[texworks] SCRIPTING: get current poppler page number

Reinhard Kotucha reinhard.kotucha at web.de
Wed Oct 20 23:22:29 CEST 2010


On 20 October 2010 Bruno Voisin wrote:

 > Le 20 oct. 2010 à 14:47, Paul A Norman a écrit :
 > 
 > > http://code.google.com/p/texworks/issues/detail?id=261&can=5#c35
 > > 
 > > Here is a simplistic scripting implementation of a suggestion by Bruno
 > > to look at using pdfopen. Could use pdfclose if that is needed as
 > > well.
 > 
 > Credit to whom credit is due: this was Reinhard's suggestion, not
 > mine (I was not even aware of the existence of pdfopen and pdfclose
 > in TeX Live beforehand).
 > 
 > That said, on Mac OS X pdfopen does not work.

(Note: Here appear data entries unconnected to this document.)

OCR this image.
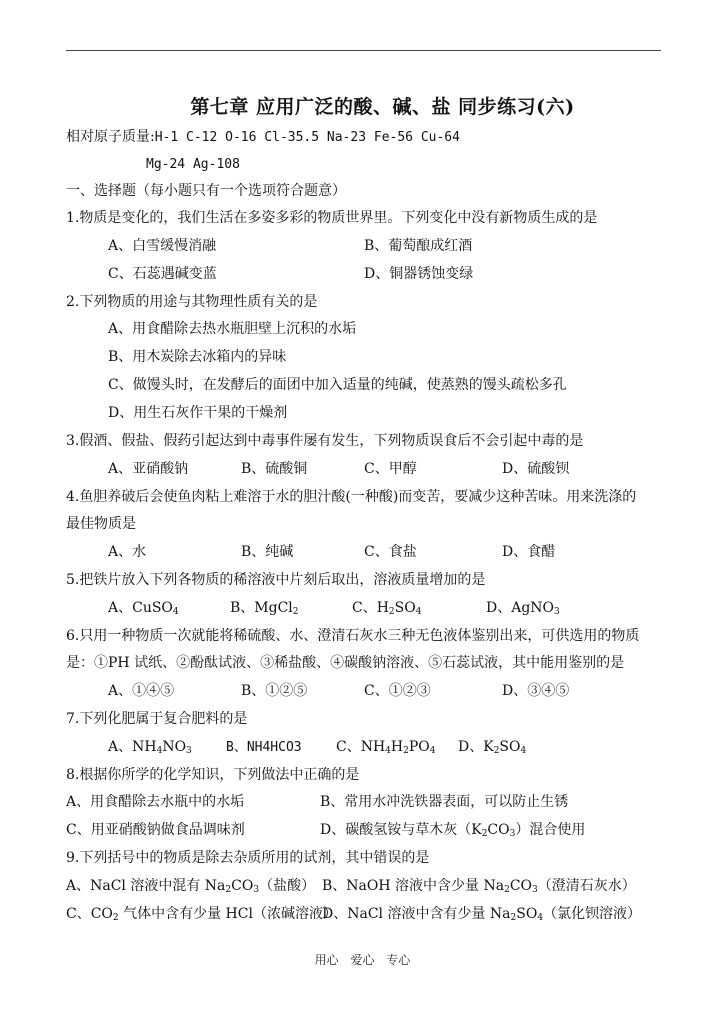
第七章 应用广泛的酸、碱、盐 同步练习(六)
相对原子质量:H-1 C-12 O-16 Cl-35.5 Na-23 Fe-56 Cu-64
Mg-24 Ag-108
一、选择题（每小题只有一个选项符合题意）
1.物质是变化的，我们生活在多姿多彩的物质世界里。下列变化中没有新物质生成的是
A、白雪缓慢消融	B、葡萄酿成红酒
C、石蕊遇碱变蓝	D、铜器锈蚀变绿
2.下列物质的用途与其物理性质有关的是
A、用食醋除去热水瓶胆壁上沉积的水垢
B、用木炭除去冰箱内的异味
C、做馒头时，在发酵后的面团中加入适量的纯碱，使蒸熟的馒头疏松多孔
D、用生石灰作干果的干燥剂
3.假酒、假盐、假药引起达到中毒事件屡有发生，下列物质误食后不会引起中毒的是
A、亚硝酸钠	B、硫酸铜	C、甲醇	D、硫酸钡
4.鱼胆养破后会使鱼肉粘上难溶于水的胆汁酸(一种酸)而变苦，要减少这种苦味。用来洗涤的
最佳物质是
A、水	B、纯碱	C、食盐	D、食醋
5.把铁片放入下列各物质的稀溶液中片刻后取出，溶液质量增加的是
A、CuSO$_4$	B、MgCl$_2$	C、$H_2SO_4$	D、AgNO$_3$
6.只用一种物质一次就能将稀硫酸、水、澄清石灰水三种无色液体鉴别出来，可供选用的物质
是：①PH 试纸、②酚酞试液、③稀盐酸、④碳酸钠溶液、⑤石蕊试液，其中能用鉴别的是
A、①④⑤	B、①②⑤	C、①②③	D、③④⑤
7.下列化肥属于复合肥料的是
A、$NH_4NO_3$	B、NH4HCO3 C、$NH_4H_2PO_4$ D、$K_2SO_4$
8.根据你所学的化学知识，下列做法中正确的是
A、用食醋除去水瓶中的水垢	B、常用水冲洗铁器表面，可以防止生锈
C、用亚硝酸钠做食品调味剂	D、碳酸氢铵与草木灰$(K_2CO_3)$混合使用
9.下列括号中的物质是除去杂质所用的试剂，其中错误的是
A、NaCl 溶液中混有 $Na_2CO_3$（盐酸） B、NaOH 溶液中含少量 $Na_2CO_3$（澄清石灰水）
C、$CO_2$ 气体中含有少量 HCl（浓碱溶液）
D、NaCl 溶液中含有少量 $Na_2SO_4$（氯化钡溶液）
用心 爱心 专心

Typing "pdfopen
 > somefile.pdf" in Terminal launches X11 then yields
 > 
 > 	pdfopen: acroread startup failed

Hi Bruno,
under Linux it doesn't work either for me.  pdfopen starts AR and
opens the PDF file.  pdfclose doesn't have any effect.  Subsequent
invocations of pdfopen fork new AR processes and open the file again.
I don't know why it forks at all.

However, the implementation of these programs seems to be completely
different on Windows.  There isn't even a fork() system call and the
Windows version is using DDE for inter process communication while, as
far as I understand, the Unix version uses X11 facilities.

Though I can't test anything on Windows, a friend of mine told me that
he's using pdfopen/pdfclose on Windows and that they work well.  But I
don't know *how* he uses them.  Anyway, they should do something
sensible when invoked from the command line.

The problem on Windows is the file system.  If a file is opened by a
program, the program has to be able to access the meta data of the
file, i.e. the size, time stamps, a pointer to the actual data blocks,
and so on.  This has to be accessible until the file is closed.

On Unix all meta data are stored in dedicated data blocks called
inodes.  The directory only contains the file name and the associated
inode number.  Once a file is opened, the directory entry isn't needed
anymore.   Hence you can delete a file while a process is using it.
Deleting a file on Unix means to remove the directory entry.  If you
create a new file with the same name, a new directory entry is created
and associated with another inode.  The other inode will be marked as
unused if the last process accessing it finishes.

In other words, if AR is displaying a file, TeX can delete it and
create a new one.  If you press "Reload" in the "File" menu, AR closes
the old file.  It will be deleted forever unless any other process is
accessing it.  Then the open() system call associates the file name
with the inode number of the newly created file and you see the result
of the last TeX run.

On Windows, however, file meta data are stored in the directory
itself.  This means that a file can't be removed while a process is
using it.  Thus, Windows locks files which are in use.  I suppose that
NTFS is better in this respect, but it's well known that Microsoft
doesn't support all of its features yet.

Though pdfopen/pdfclose are not as important on Unix as they are on
Windows, it would be nice if they work as expected there too.  On OS X
the situation is a bit difficult because X11 is just an add-on and
AFAIK is not always installed.

I must admit that I don't know who is maintaining the programs, but I
suppose that the Windows version in TeX Live is maintained by Akira.